Special to The Seattle Times
'A Christmas Carol,' with Jim Carrey, Gary Oldman, Bob Hoskins, Robin Wright Penn. Written and directed by Robert Zemeckis. 96 minutes. Rated PG for scary sequences. Several theaters.
MOVIE REVIEW 
Five years ago, director Robert Zemeckis created "The Polar Express," one of the pioneering success stories of IMAX 3-D. While the movie was less than a knockout in its 2-D or "flat" version, it was carefully designed to be presented with that extra dimension, and box-office grosses soared whenever it was shown at IMAX 3-D theaters.

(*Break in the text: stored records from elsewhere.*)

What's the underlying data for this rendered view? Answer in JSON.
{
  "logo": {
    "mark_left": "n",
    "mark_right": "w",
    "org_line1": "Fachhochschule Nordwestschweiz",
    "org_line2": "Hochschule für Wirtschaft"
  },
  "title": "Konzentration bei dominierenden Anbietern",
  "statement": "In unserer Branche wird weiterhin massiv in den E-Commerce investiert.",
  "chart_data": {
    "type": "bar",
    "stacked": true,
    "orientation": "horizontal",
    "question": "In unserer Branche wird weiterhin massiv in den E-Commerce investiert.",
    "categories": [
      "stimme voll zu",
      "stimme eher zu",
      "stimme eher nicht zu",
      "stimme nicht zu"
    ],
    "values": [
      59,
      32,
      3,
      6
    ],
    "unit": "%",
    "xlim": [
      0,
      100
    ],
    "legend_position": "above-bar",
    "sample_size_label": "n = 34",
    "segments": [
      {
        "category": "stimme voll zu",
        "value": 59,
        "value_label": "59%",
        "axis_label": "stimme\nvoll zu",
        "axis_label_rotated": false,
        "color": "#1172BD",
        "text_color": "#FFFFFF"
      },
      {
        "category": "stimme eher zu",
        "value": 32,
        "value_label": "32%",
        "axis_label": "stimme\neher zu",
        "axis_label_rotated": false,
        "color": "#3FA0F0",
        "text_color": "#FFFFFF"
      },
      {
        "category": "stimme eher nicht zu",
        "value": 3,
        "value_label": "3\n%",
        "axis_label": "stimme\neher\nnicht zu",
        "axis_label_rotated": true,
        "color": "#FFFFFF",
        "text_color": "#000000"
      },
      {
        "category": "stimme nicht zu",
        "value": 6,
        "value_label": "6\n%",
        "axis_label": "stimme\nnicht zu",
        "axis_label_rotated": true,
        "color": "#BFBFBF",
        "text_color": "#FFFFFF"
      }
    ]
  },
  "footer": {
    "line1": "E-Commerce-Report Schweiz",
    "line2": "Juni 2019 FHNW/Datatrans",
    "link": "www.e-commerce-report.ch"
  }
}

Zemeckis has now applied some of those same digital techniques (the system is called "performance capture") to a more familiar narrative: "A Christmas Carol," Charles Dickens' much-filmed 1843 novella about a Christmas-hating curmudgeon who repents when he is visited by a series of phantoms.

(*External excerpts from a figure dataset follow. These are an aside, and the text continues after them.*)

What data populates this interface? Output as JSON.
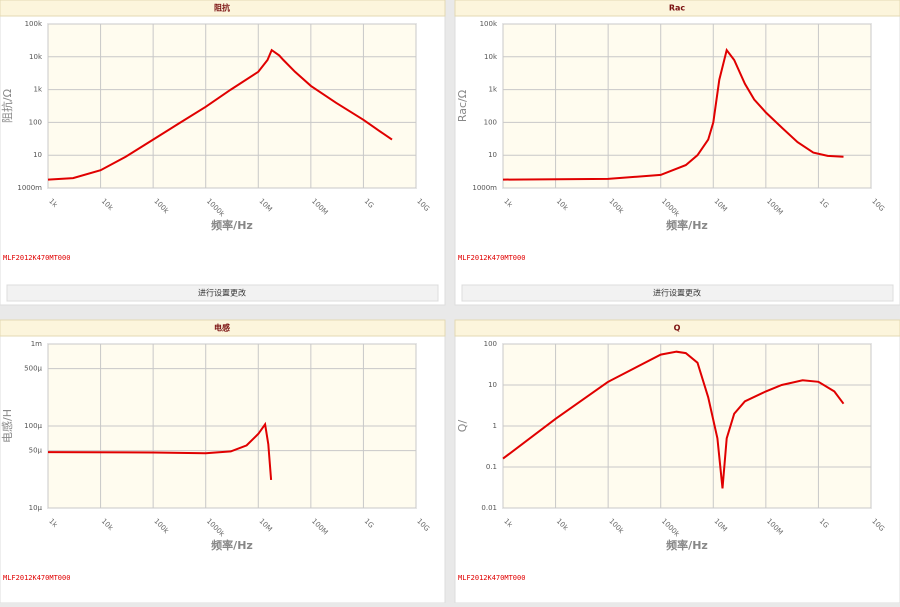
{
  "chart_data": [
    {
      "type": "line",
      "title": "阻抗",
      "xlabel": "频率/Hz",
      "ylabel": "阻抗/Ω",
      "footnote": "MLF2012K470MT000",
      "button": "进行设置更改",
      "log_x": true,
      "log_y": true,
      "grid": true,
      "color": "#e00000",
      "xlim": [
        1000,
        10000000000
      ],
      "ylim": [
        1,
        100000
      ],
      "xticks": [
        {
          "value": 1000,
          "label": "1k"
        },
        {
          "value": 10000,
          "label": "10k"
        },
        {
          "value": 100000,
          "label": "100k"
        },
        {
          "value": 1000000,
          "label": "1000k"
        },
        {
          "value": 10000000,
          "label": "10M"
        },
        {
          "value": 100000000,
          "label": "100M"
        },
        {
          "value": 1000000000,
          "label": "1G"
        },
        {
          "value": 10000000000,
          "label": "10G"
        }
      ],
      "yticks": [
        {
          "value": 1,
          "label": "1000m"
        },
        10,
        100,
        {
          "value": 1000,
          "label": "1k"
        },
        {
          "value": 10000,
          "label": "10k"
        },
        {
          "value": 100000,
          "label": "100k"
        }
      ],
      "x": [
        1000,
        3000,
        10000,
        30000,
        100000,
        300000,
        1000000,
        3000000,
        10000000,
        15000000,
        18000000,
        25000000,
        30000000,
        50000000,
        100000000,
        300000000,
        1000000000,
        2000000000,
        3500000000
      ],
      "values": [
        1.8,
        2.0,
        3.5,
        9,
        30,
        90,
        300,
        1000,
        3500,
        8000,
        16000,
        11000,
        8000,
        3500,
        1300,
        400,
        120,
        55,
        30
      ]
    },
    {
      "type": "line",
      "title": "Rac",
      "xlabel": "频率/Hz",
      "ylabel": "Rac/Ω",
      "footnote": "MLF2012K470MT000",
      "button": "进行设置更改",
      "log_x": true,
      "log_y": true,
      "grid": true,
      "color": "#e00000",
      "xlim": [
        1000,
        10000000000
      ],
      "ylim": [
        1,
        100000
      ],
      "xticks": [
        {
          "value": 1000,
          "label": "1k"
        },
        {
          "value": 10000,
          "label": "10k"
        },
        {
          "value": 100000,
          "label": "100k"
        },
        {
          "value": 1000000,
          "label": "1000k"
        },
        {
          "value": 10000000,
          "label": "10M"
        },
        {
          "value": 100000000,
          "label": "100M"
        },
        {
          "value": 1000000000,
          "label": "1G"
        },
        {
          "value": 10000000000,
          "label": "10G"
        }
      ],
      "yticks": [
        {
          "value": 1,
          "label": "1000m"
        },
        10,
        100,
        {
          "value": 1000,
          "label": "1k"
        },
        {
          "value": 10000,
          "label": "10k"
        },
        {
          "value": 100000,
          "label": "100k"
        }
      ],
      "x": [
        1000,
        100000,
        1000000,
        3000000,
        5000000,
        8000000,
        10000000,
        13000000,
        18000000,
        25000000,
        40000000,
        60000000,
        100000000,
        200000000,
        400000000,
        800000000,
        1500000000,
        3000000000
      ],
      "values": [
        1.8,
        1.9,
        2.5,
        5,
        10,
        30,
        100,
        2000,
        16000,
        8000,
        1500,
        500,
        200,
        70,
        25,
        12,
        9.5,
        9
      ]
    },
    {
      "type": "line",
      "title": "电感",
      "xlabel": "频率/Hz",
      "ylabel": "电感/H",
      "footnote": "MLF2012K470MT000",
      "log_x": true,
      "log_y": true,
      "grid": true,
      "color": "#e00000",
      "xlim": [
        1000,
        10000000000
      ],
      "ylim": [
        1e-05,
        0.001
      ],
      "xticks": [
        {
          "value": 1000,
          "label": "1k"
        },
        {
          "value": 10000,
          "label": "10k"
        },
        {
          "value": 100000,
          "label": "100k"
        },
        {
          "value": 1000000,
          "label": "1000k"
        },
        {
          "value": 10000000,
          "label": "10M"
        },
        {
          "value": 100000000,
          "label": "100M"
        },
        {
          "value": 1000000000,
          "label": "1G"
        },
        {
          "value": 10000000000,
          "label": "10G"
        }
      ],
      "yticks": [
        {
          "value": 1e-05,
          "label": "10μ"
        },
        {
          "value": 5e-05,
          "label": "50μ"
        },
        {
          "value": 0.0001,
          "label": "100μ"
        },
        {
          "value": 0.0005,
          "label": "500μ"
        },
        {
          "value": 0.001,
          "label": "1m"
        }
      ],
      "x": [
        1000,
        100000,
        1000000,
        3000000,
        6000000,
        10000000,
        13500000,
        15500000,
        17500000
      ],
      "values": [
        4.8e-05,
        4.75e-05,
        4.65e-05,
        4.9e-05,
        5.8e-05,
        8e-05,
        0.000105,
        6e-05,
        2.2e-05
      ]
    },
    {
      "type": "line",
      "title": "Q",
      "xlabel": "频率/Hz",
      "ylabel": "Q/",
      "footnote": "MLF2012K470MT000",
      "log_x": true,
      "log_y": true,
      "grid": true,
      "color": "#e00000",
      "xlim": [
        1000,
        10000000000
      ],
      "ylim": [
        0.01,
        100
      ],
      "xticks": [
        {
          "value": 1000,
          "label": "1k"
        },
        {
          "value": 10000,
          "label": "10k"
        },
        {
          "value": 100000,
          "label": "100k"
        },
        {
          "value": 1000000,
          "label": "1000k"
        },
        {
          "value": 10000000,
          "label": "10M"
        },
        {
          "value": 100000000,
          "label": "100M"
        },
        {
          "value": 1000000000,
          "label": "1G"
        },
        {
          "value": 10000000000,
          "label": "10G"
        }
      ],
      "yticks": [
        0.01,
        0.1,
        1,
        10,
        100
      ],
      "x": [
        1000,
        10000,
        100000,
        1000000,
        2000000,
        3000000,
        5000000,
        8000000,
        12000000,
        15000000,
        18000000,
        25000000,
        40000000,
        100000000,
        200000000,
        500000000,
        1000000000,
        2000000000,
        3000000000
      ],
      "values": [
        0.16,
        1.5,
        12,
        55,
        65,
        60,
        35,
        5,
        0.5,
        0.03,
        0.5,
        2,
        4,
        7,
        10,
        13,
        12,
        7,
        3.5
      ]
    }
  ]
}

As with Zemeckis' previous Christmas movie, the story is sometimes overwhelmed by (admittedly groundbreaking) special effects and cartoony roller-coaster simulations that threaten to pull you right out of the movie. But the casting is spot-on, and so is the script.

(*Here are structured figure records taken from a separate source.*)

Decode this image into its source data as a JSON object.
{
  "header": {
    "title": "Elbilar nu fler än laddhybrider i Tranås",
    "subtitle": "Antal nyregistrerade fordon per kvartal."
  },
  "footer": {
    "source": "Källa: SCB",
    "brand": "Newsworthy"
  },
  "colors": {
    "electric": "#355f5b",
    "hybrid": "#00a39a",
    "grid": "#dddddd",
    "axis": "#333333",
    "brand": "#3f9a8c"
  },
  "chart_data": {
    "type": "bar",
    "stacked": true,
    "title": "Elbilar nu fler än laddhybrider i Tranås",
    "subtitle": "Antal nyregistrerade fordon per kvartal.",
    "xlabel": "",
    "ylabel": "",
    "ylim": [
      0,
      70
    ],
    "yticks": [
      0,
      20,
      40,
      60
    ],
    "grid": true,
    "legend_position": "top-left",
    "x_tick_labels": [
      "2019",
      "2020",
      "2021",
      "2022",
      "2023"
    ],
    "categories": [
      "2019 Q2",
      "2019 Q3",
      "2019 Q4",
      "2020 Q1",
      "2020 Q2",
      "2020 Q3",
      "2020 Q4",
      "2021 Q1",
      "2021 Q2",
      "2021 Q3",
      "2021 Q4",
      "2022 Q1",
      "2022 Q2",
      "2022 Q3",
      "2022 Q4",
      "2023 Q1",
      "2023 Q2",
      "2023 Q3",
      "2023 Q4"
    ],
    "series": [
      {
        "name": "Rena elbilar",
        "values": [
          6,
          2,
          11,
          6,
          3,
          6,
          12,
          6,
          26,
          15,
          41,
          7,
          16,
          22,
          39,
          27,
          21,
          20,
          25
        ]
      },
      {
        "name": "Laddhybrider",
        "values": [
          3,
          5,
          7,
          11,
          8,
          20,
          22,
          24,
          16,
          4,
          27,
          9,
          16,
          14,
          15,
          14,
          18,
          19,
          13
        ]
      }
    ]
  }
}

Scrupulously faithful to the book, Zemeckis' visualizations can be uncannily close to Dickens.
The spirit of Christmas past — described by Dickens as an "unearthly visitor" made up of "dissolving parts" that eventually become "distinct and clear" — sounds like an impossible, unfilmable phenomenon. Yet Zemeckis and his technicians turn the creature into a bright and shining charmer, an unpredictable floating candle that illuminates the extent of Ebenezer Scrooge's youthful follies.
When another of the visiting spirits reveals the threatening nature of a boy called Ignorance and a girl called Want, Zemeckis comes very close to Dickens' description of these scary, feral children as "meagre, ragged, scowling, wolfish." They're monster children straight out of a horror movie.
Indeed, Zemeckis never shies away from the ghostly, horrific aspects of Dickens' story. The final visitation, in which a grim reaper appears over what may turn out to be Scrooge's grave, seems awfully similar to the arrival of Mr. Death in Monty Python's "The Meaning of Life," but that doesn't lessen its impact.
While "The Polar Express" featured Tom Hanks in several roles, Jim Carrey takes on Scrooge at several stages in his life in "A Christmas Carol." He also plays the ghosts of Christmas past and present.
That may sound like a lot of Jim Carrey, particularly if you're not a fan, but Carrey uses such a wide variety of accents and verbal tricks that you're barely aware of his presence. He dissolves into the characters, becoming Scrooge as a child, or as a teenager, or as an adult, and lending distinction to the spirits.
Several actors also excel at playing more than one role, including Bob Hoskins, Robin Wright Penn, Gary Oldman and Cary Elwes — who claims that one of his ancestors, John Megwid Elwes, was the real-life inspiration for Scrooge.
In the end, Zemeckis' movie may lack the emotional impact of the 1951 British version of "A Christmas Carol," starring Alastair Sim as a truly transformed and happy Scrooge. Nevertheless, it's a visual treat that respects and artfully enhances its source.